The RenderGraph

The render graph is the state optimised view of the scene in my engines, in the form of a Directed Acyclic Graph. The CRenderNode class has a "render(...)" function, used to render itself. It also has an accept method, so that the Visitor design pattern might be used, for better extensibility. The render graph is ordered into rendering steps, which have Effects children, which in turn has Renderable children, such that: Step -> Effect -> Renderable.

An Effect is only registered to one Step, and a Renderable can be registered to more than a single Effect.
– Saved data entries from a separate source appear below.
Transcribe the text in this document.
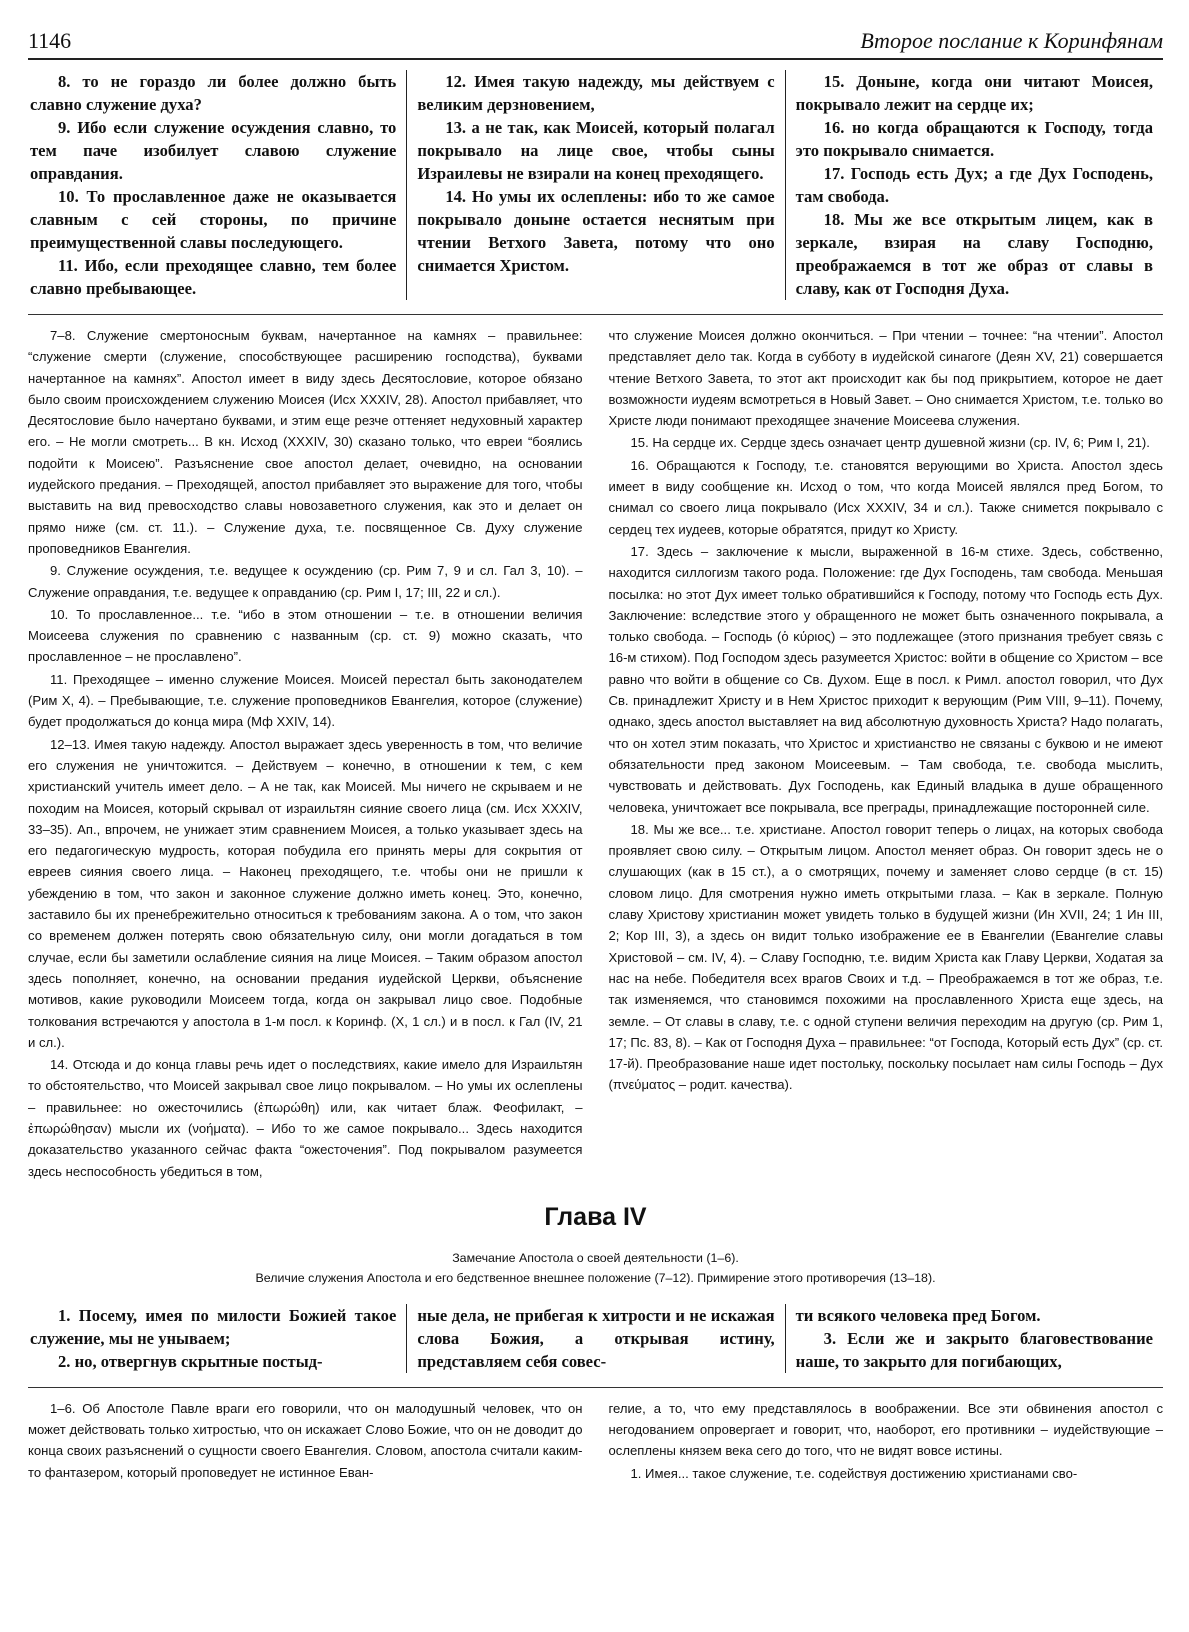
1146	Второе послание к Коринфянам

8. то не гораздо ли более должно быть славно служение духа?

9. Ибо если служение осуждения славно, то тем паче изобилует славою служение оправдания.

10. То прославленное даже не оказывается славным с сей стороны, по причине преимущественной славы последующего.

11. Ибо, если преходящее славно, тем более славно пребывающее.

12. Имея такую надежду, мы действуем с великим дерзновением,

13. а не так, как Моисей, который полагал покрывало на лице свое, чтобы сыны Израилевы не взирали на конец преходящего.

14. Но умы их ослеплены: ибо то же самое покрывало доныне остается неснятым при чтении Ветхого Завета, потому что оно снимается Христом.

15. Доныне, когда они читают Моисея, покрывало лежит на сердце их;

16. но когда обращаются к Господу, тогда это покрывало снимается.

17. Господь есть Дух; а где Дух Господень, там свобода.

18. Мы же все открытым лицем, как в зеркале, взирая на славу Господню, преображаемся в тот же образ от славы в славу, как от Господня Духа.

7–8. Служение смертоносным буквам, начертанное на камнях – правильнее: “служение смерти (служение, способствующее расширению господства), буквами начертанное на камнях”. Апостол имеет в виду здесь Десятословие, которое обязано было своим происхождением служению Моисея (Исх XXXIV, 28). Апостол прибавляет, что Десятословие было начертано буквами, и этим еще резче оттеняет недуховный характер его. – Не могли смотреть... В кн. Исход (XXXIV, 30) сказано только, что евреи “боялись подойти к Моисею”. Разъяснение свое апостол делает, очевидно, на основании иудейского предания. – Преходящей, апостол прибавляет это выражение для того, чтобы выставить на вид превосходство славы новозаветного служения, как это и делает он прямо ниже (см. ст. 11.). – Служение духа, т.е. посвященное Св. Духу служение проповедников Евангелия.

9. Служение осуждения, т.е. ведущее к осуждению (ср. Рим 7, 9 и сл. Гал 3, 10). – Служение оправдания, т.е. ведущее к оправданию (ср. Рим I, 17; III, 22 и сл.).

10. То прославленное... т.е. “ибо в этом отношении – т.е. в отношении величия Моисеева служения по сравнению с названным (ср. ст. 9) можно сказать, что прославленное – не прославлено”.

11. Преходящее – именно служение Моисея. Моисей перестал быть законодателем (Рим X, 4). – Пребывающие, т.е. служение проповедников Евангелия, которое (служение) будет продолжаться до конца мира (Мф XXIV, 14).

12–13. Имея такую надежду. Апостол выражает здесь уверенность в том, что величие его служения не уничтожится. – Действуем – конечно, в отношении к тем, с кем христианский учитель имеет дело. – А не так, как Моисей. Мы ничего не скрываем и не походим на Моисея, который скрывал от израильтян сияние своего лица (см. Исх XXXIV, 33–35). Ап., впрочем, не унижает этим сравнением Моисея, а только указывает здесь на его педагогическую мудрость, которая побудила его принять меры для сокрытия от евреев сияния своего лица. – Наконец преходящего, т.е. чтобы они не пришли к убеждению в том, что закон и законное служение должно иметь конец. Это, конечно, заставило бы их пренебрежительно относиться к требованиям закона. А о том, что закон со временем должен потерять свою обязательную силу, они могли догадаться в том случае, если бы заметили ослабление сияния на лице Моисея. – Таким образом апостол здесь пополняет, конечно, на основании предания иудейской Церкви, объяснение мотивов, какие руководили Моисеем тогда, когда он закрывал лицо свое. Подобные толкования встречаются у апостола в 1-м посл. к Коринф. (X, 1 сл.) и в посл. к Гал (IV, 21 и сл.).

14. Отсюда и до конца главы речь идет о последствиях, какие имело для Израильтян то обстоятельство, что Моисей закрывал свое лицо покрывалом. – Но умы их ослеплены – правильнее: но ожесточились (ἐπωρώθη) или, как читает блаж. Феофилакт, – ἐπωρώθησαν) мысли их (νοήματα). – Ибо то же самое покрывало... Здесь находится доказательство указанного сейчас факта “ожесточения”. Под покрывалом разумеется здесь неспособность убедиться в том,

что служение Моисея должно окончиться. – При чтении – точнее: “на чтении”. Апостол представляет дело так. Когда в субботу в иудейской синагоге (Деян XV, 21) совершается чтение Ветхого Завета, то этот акт происходит как бы под прикрытием, которое не дает возможности иудеям всмотреться в Новый Завет. – Оно снимается Христом, т.е. только во Христе люди понимают преходящее значение Моисеева служения.

15. На сердце их. Сердце здесь означает центр душевной жизни (ср. IV, 6; Рим I, 21).

16. Обращаются к Господу, т.е. становятся верующими во Христа. Апостол здесь имеет в виду сообщение кн. Исход о том, что когда Моисей являлся пред Богом, то снимал со своего лица покрывало (Исх XXXIV, 34 и сл.). Также снимется покрывало с сердец тех иудеев, которые обратятся, придут ко Христу.

17. Здесь – заключение к мысли, выраженной в 16-м стихе. Здесь, собственно, находится силлогизм такого рода. Положение: где Дух Господень, там свобода. Меньшая посылка: но этот Дух имеет только обратившийся к Господу, потому что Господь есть Дух. Заключение: вследствие этого у обращенного не может быть означенного покрывала, а только свобода. – Господь (ὁ κύριος) – это подлежащее (этого признания требует связь с 16-м стихом). Под Господом здесь разумеется Христос: войти в общение со Христом – все равно что войти в общение со Св. Духом. Еще в посл. к Римл. апостол говорил, что Дух Св. принадлежит Христу и в Нем Христос приходит к верующим (Рим VIII, 9–11). Почему, однако, здесь апостол выставляет на вид абсолютную духовность Христа? Надо полагать, что он хотел этим показать, что Христос и христианство не связаны с буквою и не имеют обязательности пред законом Моисеевым. – Там свобода, т.е. свобода мыслить, чувствовать и действовать. Дух Господень, как Единый владыка в душе обращенного человека, уничтожает все покрывала, все преграды, принадлежащие посторонней силе.

18. Мы же все... т.е. христиане. Апостол говорит теперь о лицах, на которых свобода проявляет свою силу. – Открытым лицом. Апостол меняет образ. Он говорит здесь не о слушающих (как в 15 ст.), а о смотрящих, почему и заменяет слово сердце (в ст. 15) словом лицо. Для смотрения нужно иметь открытыми глаза. – Как в зеркале. Полную славу Христову христианин может увидеть только в будущей жизни (Ин XVII, 24; 1 Ин III, 2; Кор III, 3), а здесь он видит только изображение ее в Евангелии (Евангелие славы Христовой – см. IV, 4). – Славу Господню, т.е. видим Христа как Главу Церкви, Ходатая за нас на небе. Победителя всех врагов Своих и т.д. – Преображаемся в тот же образ, т.е. так изменяемся, что становимся похожими на прославленного Христа еще здесь, на земле. – От славы в славу, т.е. с одной ступени величия переходим на другую (ср. Рим 1, 17; Пс. 83, 8). – Как от Господня Духа – правильнее: “от Господа, Который есть Дух” (ср. ст. 17-й). Преобразование наше идет постольку, поскольку посылает нам силы Господь – Дух (πνεύματος – родит. качества).

Глава IV
Замечание Апостола о своей деятельности (1–6).
Величие служения Апостола и его бедственное внешнее положение (7–12). Примирение этого противоречия (13–18).

1. Посему, имея по милости Божией такое служение, мы не унываем;

2. но, отвергнув скрытные постыд-

ные дела, не прибегая к хитрости и не искажая слова Божия, а открывая истину, представляем себя совес-

ти всякого человека пред Богом.

3. Если же и закрыто благовествование наше, то закрыто для погибающих,

1–6. Об Апостоле Павле враги его говорили, что он малодушный человек, что он может действовать только хитростью, что он искажает Слово Божие, что он не доводит до конца своих разъяснений о сущности своего Евангелия. Словом, апостола считали каким-то фантазером, который проповедует не истинное Еван-

гелие, а то, что ему представлялось в воображении. Все эти обвинения апостол с негодованием опровергает и говорит, что, наоборот, его противники – иудействующие – ослеплены князем века сего до того, что не видят вовсе истины.

1. Имея... такое служение, т.е. содействуя достижению христианами сво-
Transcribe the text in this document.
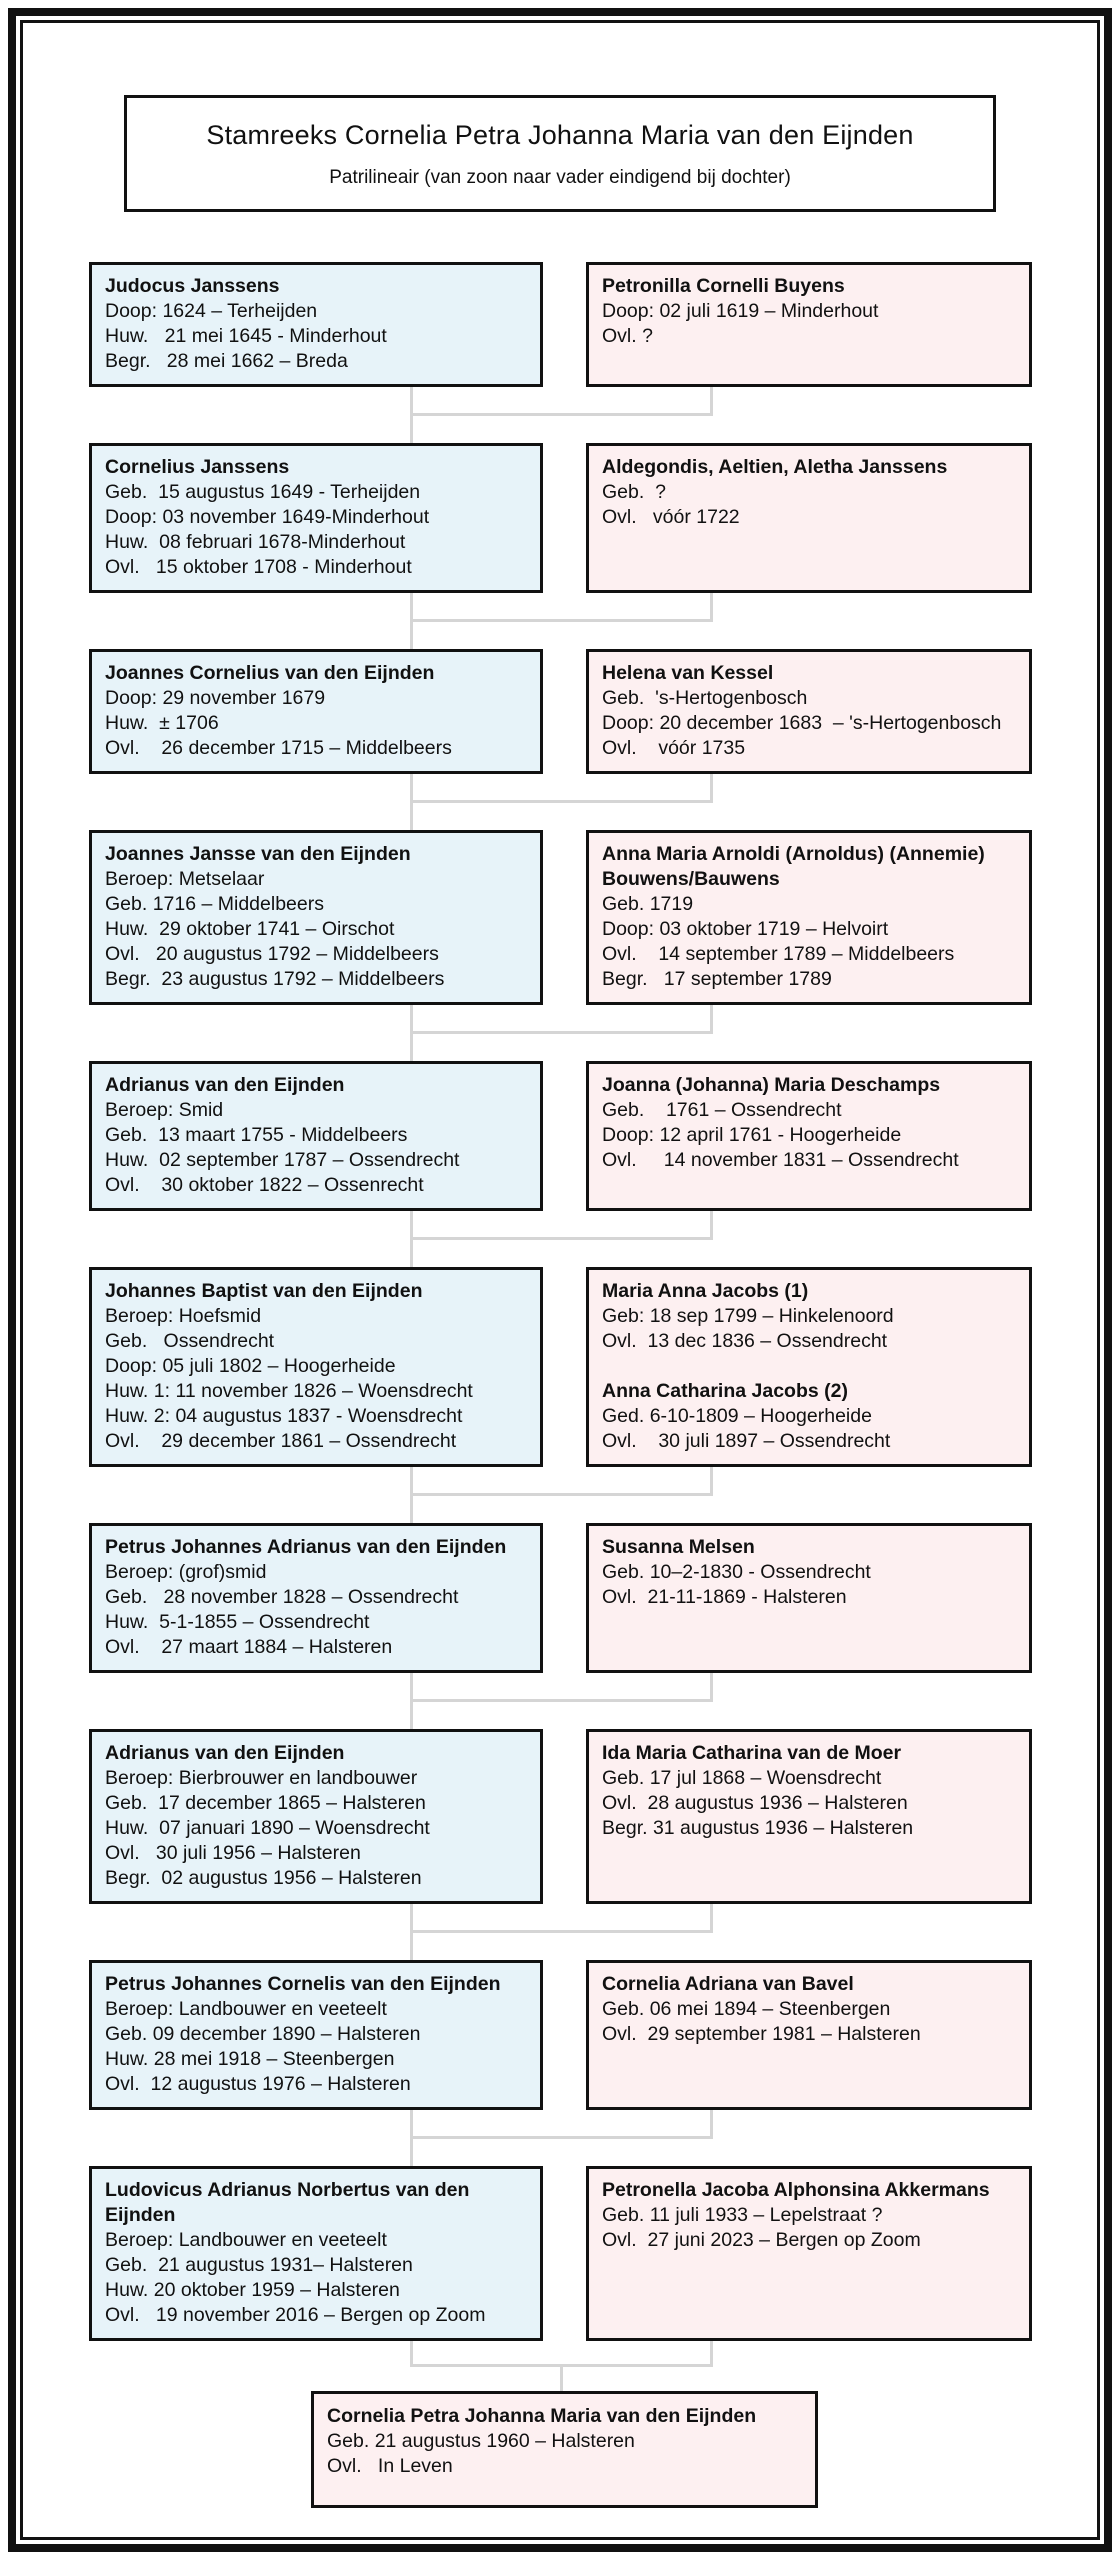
Stamreeks Cornelia Petra Johanna Maria van den Eijnden
Patrilineair (van zoon naar vader eindigend bij dochter)
Judocus Janssens
Doop: 1624 – Terheijden
Huw.   21 mei 1645 - Minderhout
Begr.   28 mei 1662 – Breda
Petronilla Cornelli Buyens
Doop: 02 juli 1619 – Minderhout
Ovl. ?
Cornelius Janssens
Geb.  15 augustus 1649 - Terheijden
Doop: 03 november 1649-Minderhout
Huw.  08 februari 1678-Minderhout
Ovl.   15 oktober 1708 - Minderhout
Aldegondis, Aeltien, Aletha Janssens
Geb.  ?
Ovl.   vóór 1722
Joannes Cornelius van den Eijnden
Doop: 29 november 1679
Huw.  ± 1706
Ovl.    26 december 1715 – Middelbeers
Helena van Kessel
Geb.  's-Hertogenbosch
Doop: 20 december 1683  – 's-Hertogenbosch
Ovl.    vóór 1735
Joannes Jansse van den Eijnden
Beroep: Metselaar
Geb. 1716 – Middelbeers
Huw.  29 oktober 1741 – Oirschot
Ovl.   20 augustus 1792 – Middelbeers
Begr.  23 augustus 1792 – Middelbeers
Anna Maria Arnoldi (Arnoldus) (Annemie) Bouwens/Bauwens
Geb. 1719
Doop: 03 oktober 1719 – Helvoirt
Ovl.    14 september 1789 – Middelbeers
Begr.   17 september 1789
Adrianus van den Eijnden
Beroep: Smid
Geb.  13 maart 1755 - Middelbeers
Huw.  02 september 1787 – Ossendrecht
Ovl.    30 oktober 1822 – Ossenrecht
Joanna (Johanna) Maria Deschamps
Geb.    1761 – Ossendrecht
Doop: 12 april 1761 - Hoogerheide
Ovl.     14 november 1831 – Ossendrecht
Johannes Baptist van den Eijnden
Beroep: Hoefsmid
Geb.   Ossendrecht
Doop: 05 juli 1802 – Hoogerheide
Huw. 1: 11 november 1826 – Woensdrecht
Huw. 2: 04 augustus 1837 - Woensdrecht
Ovl.    29 december 1861 – Ossendrecht
Maria Anna Jacobs (1)
Geb: 18 sep 1799 – Hinkelenoord
Ovl.  13 dec 1836 – Ossendrecht
Anna Catharina Jacobs (2)
Ged. 6-10-1809 – Hoogerheide
Ovl.    30 juli 1897 – Ossendrecht
Petrus Johannes Adrianus van den Eijnden
Beroep: (grof)smid
Geb.   28 november 1828 – Ossendrecht
Huw.  5-1-1855 – Ossendrecht
Ovl.    27 maart 1884 – Halsteren
Susanna Melsen
Geb. 10–2-1830 - Ossendrecht
Ovl.  21-11-1869 - Halsteren
Adrianus van den Eijnden
Beroep: Bierbrouwer en landbouwer
Geb.  17 december 1865 – Halsteren
Huw.  07 januari 1890 – Woensdrecht
Ovl.   30 juli 1956 – Halsteren
Begr.  02 augustus 1956 – Halsteren
Ida Maria Catharina van de Moer
Geb. 17 jul 1868 – Woensdrecht
Ovl.  28 augustus 1936 – Halsteren
Begr. 31 augustus 1936 – Halsteren
Petrus Johannes Cornelis van den Eijnden
Beroep: Landbouwer en veeteelt
Geb. 09 december 1890 – Halsteren
Huw. 28 mei 1918 – Steenbergen
Ovl.  12 augustus 1976 – Halsteren
Cornelia Adriana van Bavel
Geb. 06 mei 1894 – Steenbergen
Ovl.  29 september 1981 – Halsteren
Ludovicus Adrianus Norbertus van den Eijnden
Beroep: Landbouwer en veeteelt
Geb.  21 augustus 1931– Halsteren
Huw. 20 oktober 1959 – Halsteren
Ovl.   19 november 2016 – Bergen op Zoom
Petronella Jacoba Alphonsina Akkermans
Geb. 11 juli 1933 – Lepelstraat ?
Ovl.  27 juni 2023 – Bergen op Zoom
Cornelia Petra Johanna Maria van den Eijnden
Geb. 21 augustus 1960 – Halsteren
Ovl.   In Leven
That was the design of OctoPort, inspired by this thread at Gamedev, but this graph representation unfortunately has some weaknesses.

First, the whole graph will be travelled through even if most of its Renderables are out of sight. A trivial optimisation to avoid it, is to store a status flag in each node, so that an inactive branch wouldn't be processed at all.

That means that if only a single Renderable is active in a given branch, the engine will loop over all the other Renderables registered to the same Effect, which might be a lot, during rendering. (Although all those inactive won’t be rendered, of course.) Since the engine is generic, and so can be used in a MMO (Massively Multiplayer Online), or a RTS (Real-Time Strategy) game, capable of having dozens or hundreds of entities registered to a single Effect, it's a major issue.

The fastest operations being those that aren't performed, the RenderGraph is not appealing performance wise, even though its design is elegant. That system suffer from another problem, should the user want to have a depth first pass, to initialise the depth buffer for the frame (and save on fragment shading and fillrate), he must tweak the system, as an Effect does only register to a single Step.

I did go around that problem by using the visitor pattern in OctoPort, but it was just a hack until I could find a solution.